Include SSL certificate information in the response object

[TomasHubelbauer]

Hi, I know this is probably a long shot and not many people would use this, but I figure I'll ask just in case.

Would you consider including the information about the SSL certificate of the URL being hit in the http_response type?

I imagine a bunch of people are using this very Postgres extension to do liveness/content checks on their websites by combining it with something like pg_cron. Usually you'd also like to monitor for SSL certificate expirations in addition to the HTTP status / HTTP response body content checks. If this extension exposed the SSL certificate information, it could be a "one-stop-shop" for very simple and convenient website monitoring with no backend needed.

Thanks for considering.

[pramsey]

It's not immediately obvious to me how I would read the certificate off the handle in a generic platform independent way... if you can see an obvious path, let me know. https://curl.se/libcurl/c/curl_easy_getinfo.html

[TomasHubelbauer]

It looks as though one of the available options of CURLINFO is https://curl.se/libcurl/c/CURLINFO_CERTINFO.html. The documentation page includes an example of how to use it.
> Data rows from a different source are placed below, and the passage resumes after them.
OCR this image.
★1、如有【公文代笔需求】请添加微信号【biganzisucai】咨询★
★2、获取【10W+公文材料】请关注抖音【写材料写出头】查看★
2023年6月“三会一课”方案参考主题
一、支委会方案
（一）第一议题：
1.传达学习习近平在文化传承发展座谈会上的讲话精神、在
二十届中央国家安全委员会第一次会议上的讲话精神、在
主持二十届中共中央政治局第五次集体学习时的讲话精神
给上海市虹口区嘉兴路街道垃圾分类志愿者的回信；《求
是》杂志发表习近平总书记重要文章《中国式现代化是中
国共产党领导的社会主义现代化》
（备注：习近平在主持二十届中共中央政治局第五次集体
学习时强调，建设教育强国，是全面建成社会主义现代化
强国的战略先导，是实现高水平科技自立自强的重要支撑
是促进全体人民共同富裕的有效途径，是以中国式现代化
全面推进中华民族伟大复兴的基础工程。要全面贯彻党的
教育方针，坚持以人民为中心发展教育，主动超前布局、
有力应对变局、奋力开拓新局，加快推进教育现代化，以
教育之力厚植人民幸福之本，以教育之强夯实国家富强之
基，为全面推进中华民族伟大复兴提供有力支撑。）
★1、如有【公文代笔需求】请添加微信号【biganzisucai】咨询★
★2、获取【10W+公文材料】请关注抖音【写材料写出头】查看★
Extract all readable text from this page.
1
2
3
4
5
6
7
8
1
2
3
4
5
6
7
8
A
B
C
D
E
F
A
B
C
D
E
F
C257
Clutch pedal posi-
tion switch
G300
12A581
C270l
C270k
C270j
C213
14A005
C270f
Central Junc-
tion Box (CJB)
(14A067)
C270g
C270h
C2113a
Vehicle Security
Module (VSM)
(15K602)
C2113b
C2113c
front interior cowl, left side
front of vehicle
I unfortunately have no idea if this is platform independent… If it is not, this might not be worth the effort.

However if it is, for this to work and for cURL to not terminate the connection attempt if the certificate was invalid, you'd have to set CURLOPT_SSL_VERIFYPEER to false according to a Stack Overlow question I found: https://stackoverflow.com/a/69749451/2715716

I am not sure about this, but as far as I can tell, the certinfo structure's members are generic KVPs and the certificate information would presumably be one of the key value pairs:

Each certificate's list has items with textual information in the format "name:content" such as "Subject:Foo", "Issuer:Bar", etc. The items in each list varies depending on the SSL backend and the certificate.

If you think this is worth doing, I would stop here and return the KVPs as-is without attempting to come up with some generic ceertificate model and parsing the dictionary to populate it.

Seeing all this, I have become convinced that certificate info inclusion should be an opt-in feature because turning off certificate validation by default seems like a dangerous choice. I still think this would have utility regardless.

Let me know if setting CURLINFO_CERTINFO and returning the certificate chain as a part of the http_response type seems doable and worth doing to you.

[pramsey]

Seeing nobody else wanting this, and deeply not wanting to change the structure of http_response, I'm going to tentatively close unless someone reopens.